Desk with some marketing text books, a plant, three pens, and a piece of paper that says 'marketing strategy' with an iron over the top left of the crinkled page to symbolise ironing out the creases in a marketing strategy that aligns with your financial goals.

Aligning Your Marketing Strategy With Your Financial Goals


Aligning your marketing strategy with your financial goals helps ensure your actions are focused and impactful. But for many businesses, there isn’t adequate communication or strategy to align the two. Bridging that gap can help you take steps towards increased growth. Here are three practical ways to align your marketing strategy with your financial goals:

1. Determine which marketing mediums help you achieve your goals. 

Marketing is a diverse field. There are traditional marketing mediums, like radio ads, business cards, and other print media. Meanwhile, digital marketing has exploded over the past years as the number of blogs, podcasts, and more have increased exponentially. But finding success isn’t as easy as just turning on pay-per-click ads on Facebook and Google and waiting for the sales to happen. 

You will need to experiment to work out which marketing mediums work for your business. It can be useful to consider what your competitors are doing, and reflect on whether you have the ability to compete on the same platforms. If they’re using Facebook, for instance, you should consider: 

  • Do you have the time to regularly post? 
  • Are you familiar with Facebook’s data analytics and how you can use them to improve the quality of content you provide? 

It will take time and some patience and creativity to work out what’s impactful and what’s not, but this is key to long term marketing success. If you aren’t certain where to start, speaking with a marketing specialist to work out a strategy could be worthwhile.

2. Develop a short, mid- and long-term marketing budget.

Marketing works best when it is strategic, planned, and focused. Your marketing consultant or in-house team can only make that happen if you plan for and provide a budget for them to work with. 

Your short term budget should be granular. It should contain details about how much you’re willing to spend on certain types of advertising, as well as details about why you chose that particular type of marketing to achieve that goal. For instance, if you need to drive short-term sales (because, for instance, your inventory is going to expire or be updated), your marketing budget might prioritise pay-per-click ads to ignite sales quickly. 

Mid and longer-term planning should outline how you plan to develop brand awareness and what you’re planning to do to build your brand outside of paid ads. SEO (search engine optimisation), public relations, and published content are all marketing investments that will have long term impacts. By outlining your marketing budget, your marketers can make impactful decisions with the marketing budget allocated to them. 

3. Create a framework that allows you to measure your marketing. 

Some marketing is simple to measure. Google ads can be set up so that user clicks are tracked right through to the cart, so you can see how much revenue your ads generate directly. But there are other elements of marketing that are more difficult to measure. For example, users might only click to purchase a product because of a customer testimonial on the website.

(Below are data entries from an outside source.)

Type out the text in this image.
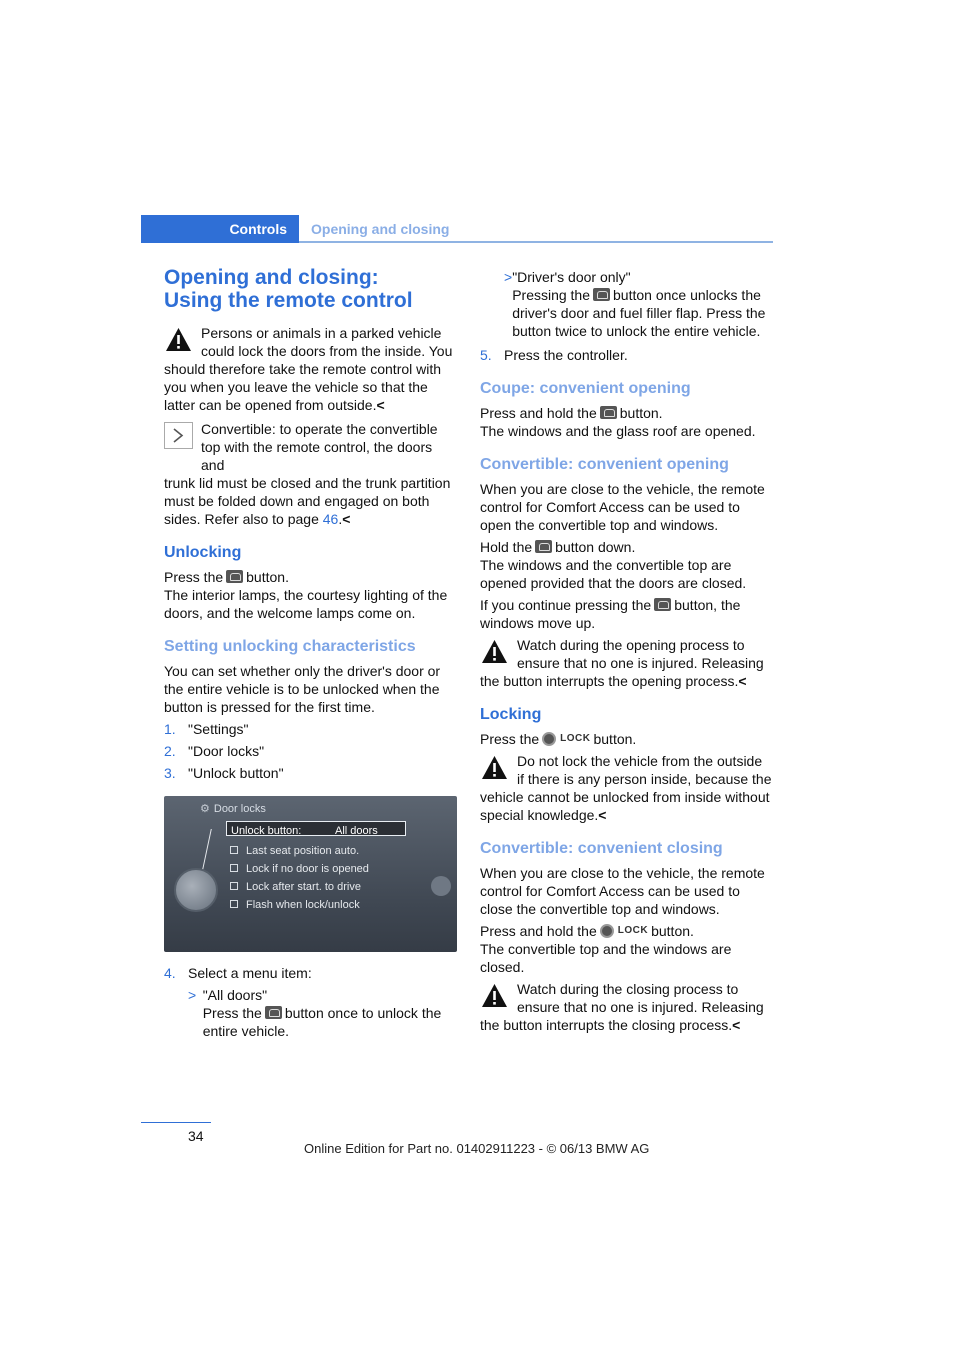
Controls	Opening and closing
Opening and closing:
Using the remote control
Persons or animals in a parked vehicle could lock the doors from the inside. You
should therefore take the remote control with you when you leave the vehicle so that the latter can be opened from outside.<
Convertible: to operate the convertible top with the remote control, the doors and
trunk lid must be closed and the trunk partition must be folded down and engaged on both sides. Refer also to page 46.<
Unlocking

Press the button.
The interior lamps, the courtesy lighting of the doors, and the welcome lamps come on.

Setting unlocking characteristics

You can set whether only the driver's door or the entire vehicle is to be unlocked when the button is pressed for the first time.

1. "Settings"
2. "Door locks"
3. "Unlock button"
⚙ Door locks
Unlock button:	All doors
Last seat position auto.
Lock if no door is opened
Lock after start. to drive
Flash when lock/unlock
4. Select a menu item:
> "All doors"
Press the button once to unlock the entire vehicle.
> "Driver's door only"
Pressing the button once unlocks the driver's door and fuel filler flap. Press the button twice to unlock the entire vehicle.
5. Press the controller.
Coupe: convenient opening

Press and hold the button.
The windows and the glass roof are opened.

Convertible: convenient opening

When you are close to the vehicle, the remote control for Comfort Access can be used to open the convertible top and windows.

Hold the button down.
The windows and the convertible top are opened provided that the doors are closed.

If you continue pressing the button, the windows move up.

Watch during the opening process to ensure that no one is injured. Releasing
the button interrupts the opening process.<
Locking

Press the LOCK button.

Do not lock the vehicle from the outside if there is any person inside, because the
vehicle cannot be unlocked from inside without special knowledge.<
Convertible: convenient closing

When you are close to the vehicle, the remote control for Comfort Access can be used to close the convertible top and windows.

Press and hold the LOCK button.
The convertible top and the windows are closed.

Watch during the closing process to ensure that no one is injured. Releasing
the button interrupts the closing process.<
34
Online Edition for Part no. 01402911223 - © 06/13 BMW AG
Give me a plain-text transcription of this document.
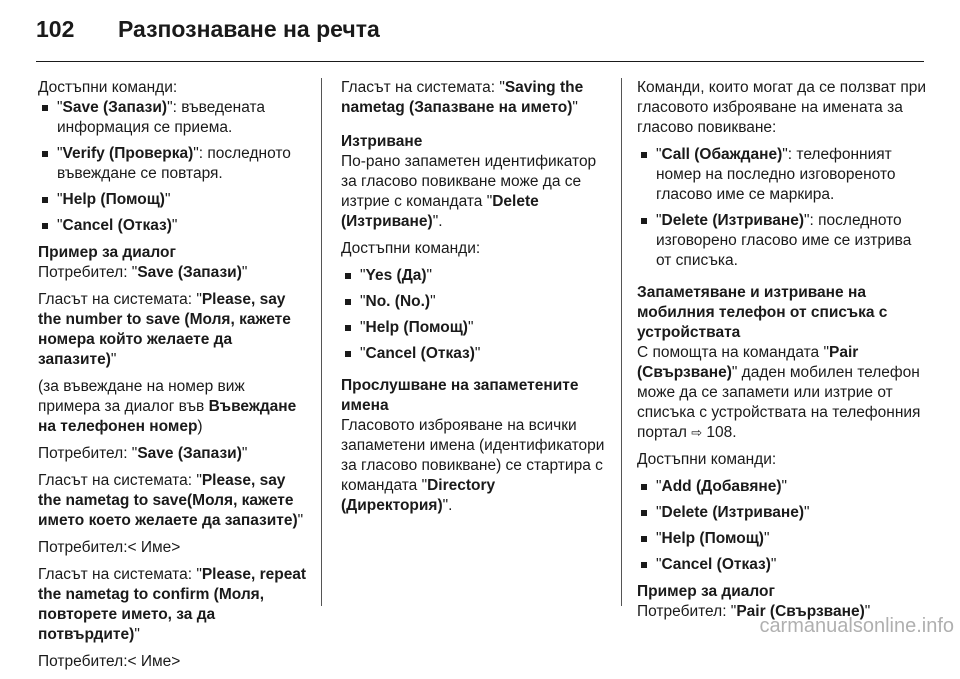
102 Разпознаване на речта

Достъпни команди:

"Save (Запази)": въведената информация се приема.
"Verify (Проверка)": последното въвеждане се повтаря.
"Help (Помощ)"
"Cancel (Отказ)"

Пример за диалог

Потребител: "Save (Запази)"

Гласът на системата: "Please, say the number to save (Моля, кажете номера който желаете да запазите)"

(за въвеждане на номер виж примера за диалог във Въвеждане на телефонен номер)

Потребител: "Save (Запази)"

Гласът на системата: "Please, say the nametag to save(Моля, кажете името което желаете да запазите)"

Потребител:< Име>

Гласът на системата: "Please, repeat the nametag to confirm (Моля, повторете името, за да потвърдите)"

Потребител:< Име>

Гласът на системата: "Saving the nametag (Запазване на името)"

Изтриване

По-рано запаметен идентификатор за гласово повикване може да се изтрие с командата "Delete (Изтриване)".

Достъпни команди:

"Yes (Да)"
"No. (No.)"
"Help (Помощ)"
"Cancel (Отказ)"

Прослушване на запаметените имена

Гласовото изброяване на всички запаметени имена (идентификатори за гласово повикване) се стартира с командата "Directory (Директория)".

Команди, които могат да се ползват при гласовото изброяване на имената за гласово повикване:

"Call (Обаждане)": телефонният номер на последно изговореното гласово име се маркира.
"Delete (Изтриване)": последното изговорено гласово име се изтрива от списъка.

Запаметяване и изтриване на мобилния телефон от списъка с устройствата

С помощта на командата "Pair (Свързване)" даден мобилен телефон може да се запамети или изтрие от списъка с устройствата на телефонния портал ⇨ 108.

Достъпни команди:

"Add (Добавяне)"
"Delete (Изтриване)"
"Help (Помощ)"
"Cancel (Отказ)"

Пример за диалог

Потребител: "Pair (Свързване)"

carmanualsonline.info
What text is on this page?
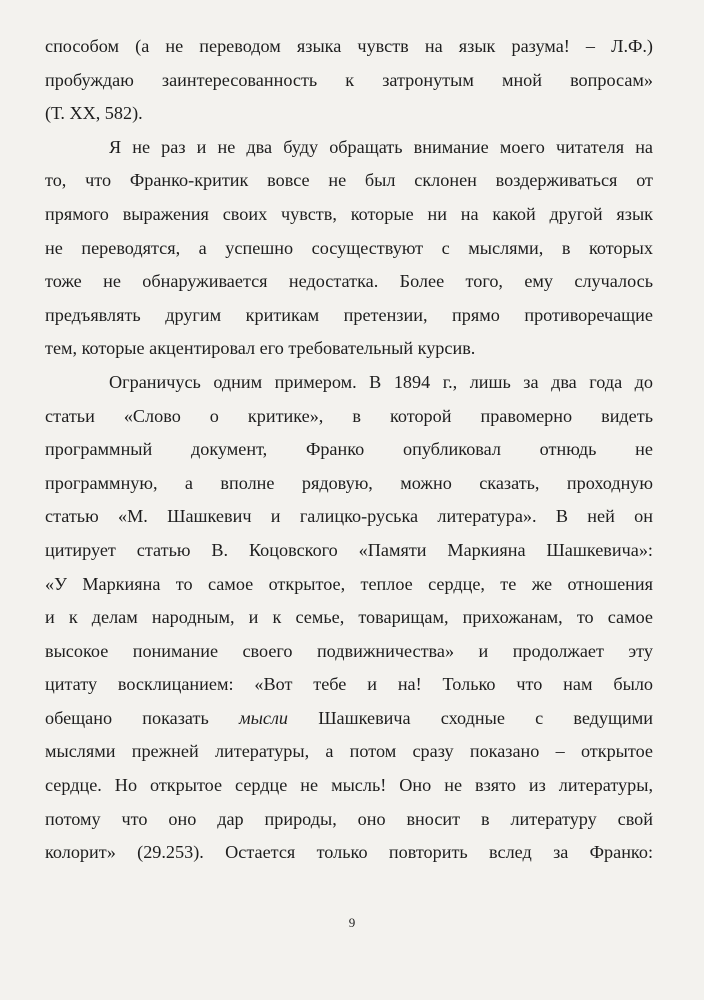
способом (а не переводом языка чувств на язык разума! – Л.Ф.)
пробуждаю заинтересованность к затронутым мной вопросам»
(Т. XX, 582).
Я не раз и не два буду обращать внимание моего читателя на
то, что Франко-критик вовсе не был склонен воздерживаться от
прямого выражения своих чувств, которые ни на какой другой язык
не переводятся, а успешно сосуществуют с мыслями, в которых
тоже не обнаруживается недостатка. Более того, ему случалось
предъявлять другим критикам претензии, прямо противоречащие
тем, которые акцентировал его требовательный курсив.
Ограничусь одним примером. В 1894 г., лишь за два года до
статьи «Слово о критике», в которой правомерно видеть
программный документ, Франко опубликовал отнюдь не
программную, а вполне рядовую, можно сказать, проходную
статью «М. Шашкевич и галицко-руська литература». В ней он
цитирует статью В. Коцовского «Памяти Маркияна Шашкевича»:
«У Маркияна то самое открытое, теплое сердце, те же отношения
и к делам народным, и к семье, товарищам, прихожанам, то самое
высокое понимание своего подвижничества» и продолжает эту
цитату восклицанием: «Вот тебе и на! Только что нам было
обещано показать мысли Шашкевича сходные с ведущими
мыслями прежней литературы, а потом сразу показано – открытое
сердце. Но открытое сердце не мысль! Оно не взято из литературы,
потому что оно дар природы, оно вносит в литературу свой
колорит» (29.253). Остается только повторить вслед за Франко:
9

Setting up a framework to measure this involves creating specific Key Performance Indicators (KPIs). If you don’t already do this, you should consider measuring:

  • Cost of client acquisition (how much it costs to get a new customer to make a purchase).
  • Lifetime customer value (how much a new customer is likely to spend over the course of the relationship). 
  • Website traffic vs website sales.
  • Average customer spend online vs in store.